Abstract

Estimation of swell conditions in coastal regions is important for a variety of public, government, and research applications. Driving a model of the near-shore wave transformation from an offshore global swell model such as NOAA WaveWatch3 is an economical means to arrive at swell size estimates at particular locations of interest. Recently, some work (e.g. Browne et al. [Browne, M., Strauss, D., Castelle, B., Blumenstein, M., Tomlinson, R., 2006. Local swell estimation and prediction from a global wind-wave model. IEEE Geoscience and Remote Sensing Letters 3 (4), 462–466.]) has examined an artificial neural network (ANN) based, empirical approach to wave estimation.

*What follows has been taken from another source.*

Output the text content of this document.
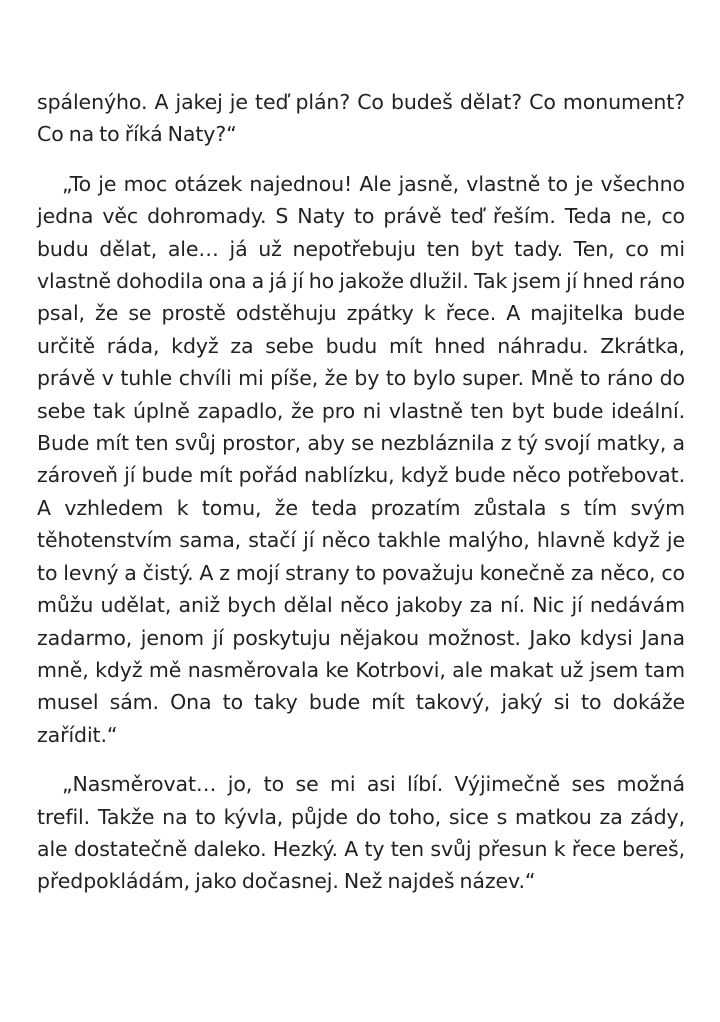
spálenýho. A jakej je teď plán? Co budeš dělat? Co monument? Co na to říká Naty?“

„To je moc otázek najednou! Ale jasně, vlastně to je všechno jedna věc dohromady. S Naty to právě teď řeším. Teda ne, co budu dělat, ale… já už nepotřebuju ten byt tady. Ten, co mi vlastně dohodila ona a já jí ho jakože dlužil. Tak jsem jí hned ráno psal, že se prostě odstěhuju zpátky k řece. A majitelka bude určitě ráda, když za sebe budu mít hned náhradu. Zkrátka, právě v tuhle chvíli mi píše, že by to bylo super. Mně to ráno do sebe tak úplně zapadlo, že pro ni vlastně ten byt bude ideální. Bude mít ten svůj prostor, aby se nezbláznila z tý svojí matky, a zároveň jí bude mít pořád nablízku, když bude něco potřebovat. A vzhledem k tomu, že teda prozatím zůstala s tím svým těhotenstvím sama, stačí jí něco takhle malýho, hlavně když je to levný a čistý. A z mojí strany to považuju konečně za něco, co můžu udělat, aniž bych dělal něco jakoby za ní. Nic jí nedávám zadarmo, jenom jí poskytuju nějakou možnost. Jako kdysi Jana mně, když mě nasměrovala ke Kotrbovi, ale makat už jsem tam musel sám. Ona to taky bude mít takový, jaký si to dokáže zařídit.“

„Nasměrovat… jo, to se mi asi líbí. Výjimečně ses možná trefil. Takže na to kývla, půjde do toho, sice s matkou za zády, ale dostatečně daleko. Hezký. A ty ten svůj přesun k řece bereš, předpokládám, jako dočasnej. Než najdeš název.“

Here, we provide a comprehensive evaluation of two data driven approaches to estimating waves near-shore (linear and ANN), and also contrast these with a more traditional spectral wave simulation model (SWAN). Performance was assessed on data gathered from a total of 17 near-shore locations, with heterogenous geography and bathymetry, around the continent of Australia over a 7 month period. It was found that the ANNs out-performed SWAN and the non-linear architecture consistently out-performed the linear method. Variability in performance and differential performance with regard to geographical location could largely be explained in terms of the underlying complexity of the local wave transformation.